In both cases, however, exposure to European ideas did catalyze change. The first glimmers of constitutional government, the first independent newspapers, the rise of internationalism and feminism – these and many other developments characterized the second half of the 19th century in Egypt, the Ottoman Empire, and Iran.

Though forces of reaction and conservatism were always present, the years immediately after World War I inaugurated what De Bellaigue calls a counter-Enlightenment. This was in large part a reaction to the cynical colonial land grabs and imperial meddling of Western powers in the geography and politics of the Middle East.
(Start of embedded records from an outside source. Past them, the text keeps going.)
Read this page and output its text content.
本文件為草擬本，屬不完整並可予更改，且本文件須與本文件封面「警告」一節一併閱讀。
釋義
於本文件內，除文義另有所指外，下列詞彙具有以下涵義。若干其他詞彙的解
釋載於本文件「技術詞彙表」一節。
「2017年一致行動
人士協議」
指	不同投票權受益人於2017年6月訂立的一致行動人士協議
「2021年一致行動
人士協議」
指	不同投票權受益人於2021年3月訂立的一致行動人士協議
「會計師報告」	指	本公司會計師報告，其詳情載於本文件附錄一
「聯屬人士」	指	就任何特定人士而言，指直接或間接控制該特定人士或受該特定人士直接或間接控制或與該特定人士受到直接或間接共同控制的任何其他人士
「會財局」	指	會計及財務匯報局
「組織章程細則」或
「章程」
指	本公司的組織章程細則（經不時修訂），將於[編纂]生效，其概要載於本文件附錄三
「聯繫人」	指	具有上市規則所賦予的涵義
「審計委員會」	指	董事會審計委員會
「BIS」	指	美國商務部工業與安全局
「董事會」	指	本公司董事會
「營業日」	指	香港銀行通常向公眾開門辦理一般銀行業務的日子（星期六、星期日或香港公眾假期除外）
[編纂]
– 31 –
De Bellaigue is a knowledgeable guide through huge sweeps of cultural history. But his book gradually sinks under the weight of the many details that compose it. Focusing on a single complex and multiethnic culture over two centuries is ambitious enough; attempting to follow three such civilizations dissipates the narrative’s thematic clarity. Details proliferate, but meaning begins to recede.

But the strongest sections of the book pose powerful dilemmas that are by no means resolved. The region’s history testifies to a welter of complex truths: that venal European motives spurred both positive cultural change and encourage extremism, that modernization may improve material circumstances while creating a gaping spiritual void, and that Western demands for Islamic countries to modernize ignore the fact that they have been doing so for over two centuries.